Marta Koninkrijk awaited in this minute and all the other buried minutes a secret someone to crush her up into life; or so she hoped or feared. She sat away all the sterile hours of her husbands absence as if the bright spinning coin would never tarnish or the miser forget his hoard. Time never went by. The bombs had blessed her half into a long-threatened madness, though she was not so insane that she did not try to conceal from her husband how far she lived away from him among the everfalling motes, or to conceal from herself how cherished was the perfection of immobility. She sat with her hands on her lap, sometimes reaching out with a finger to trace a hair-fine crack on the wall. Daring, this, for the day was nearing when the cracks would open and the forces of the earth pour in’while the new machines rode triumphantly above the sprouting chimney-tops, bucking in like mnemonics of her deep-boring paralysis.

Koninkrijk had installed omnivision in the thin house for her. She could sit and comfort her barren self by leaving the outer world switched off while the inner world was switched on.

From the living-room, with its frail furniture, glistening surfaces, and brilliant bevelled-edge mirrors, she could watch intently the row of screens that showed the other rooms of the house; the screens extended her senses, always so etiolated, palely over the unfrequented mansion, giving her unwinking eyes in the upper corners of five other rooms. Faintly mauve and maureen, nothing moved in them all day except the stealthy play of light and shade trapped there; nothing made a sound, until the receptors picked up the buzz of an early fly, and then Marta leant forward, listening to it, puzzled to think of life assailing the fudged vents of her life. No bicycle wheel turns in the unpedalled mind. The omnivision itself made a faint noise like a fly, fainter than her breathing, conducted so tidily under her unmoving little bust. The stuffy rooms had their walls hung with gleaming mirrors of many shapes and pictures of small children in cornfields which she had brought here from her childhood; they could be viewed in the omnivision screens. Sometimes, she flicked a switch and spoke with a tremor into an empty room.

‘Jan!’

‘Father!’

The rooms were full of incident from her immobile bastion in a wooden-armed chair. Nothing moved, but in the very immobility was the intense vibration of life she knew, so intense that, like a girlhood delight, it must be kept covert.
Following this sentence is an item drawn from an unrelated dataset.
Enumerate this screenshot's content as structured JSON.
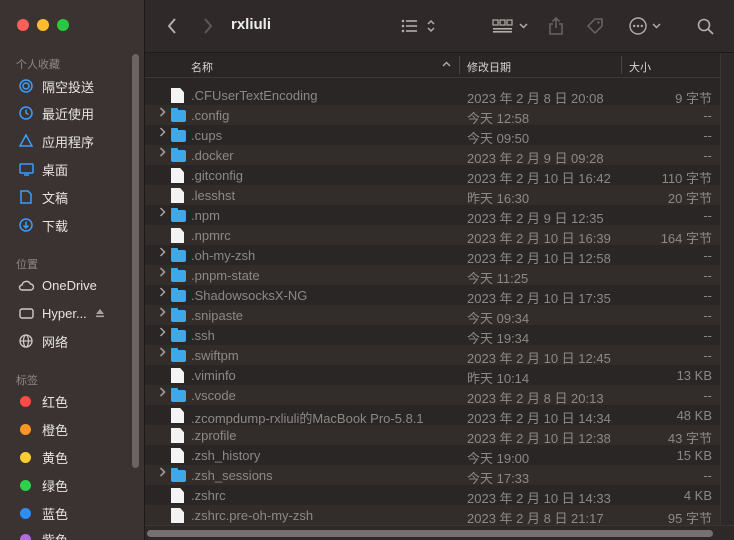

The very intensity almost betrayed the secrecy for, when the key intruded downstairs into the elaborate orifice of the lock, there appeared to be a universe of time before he would appear at the stair top and discover that long-tranced inactivity of hers. Only after several millennia had passed and the radiations of undigested thought subsided somewhat, and the rasp of the key registered in each room’s audio-recepter, did she steal quickly up, dodging the slender image of herself transfixed in every looking-glass, and creep onto the landing to pull the lever in the toilet, assuring him of her activity, her normality, her earthy ordinariness. Into the lavatory bowl rattled a fall of earth. One day it would flood the house and blank out the last mauve image.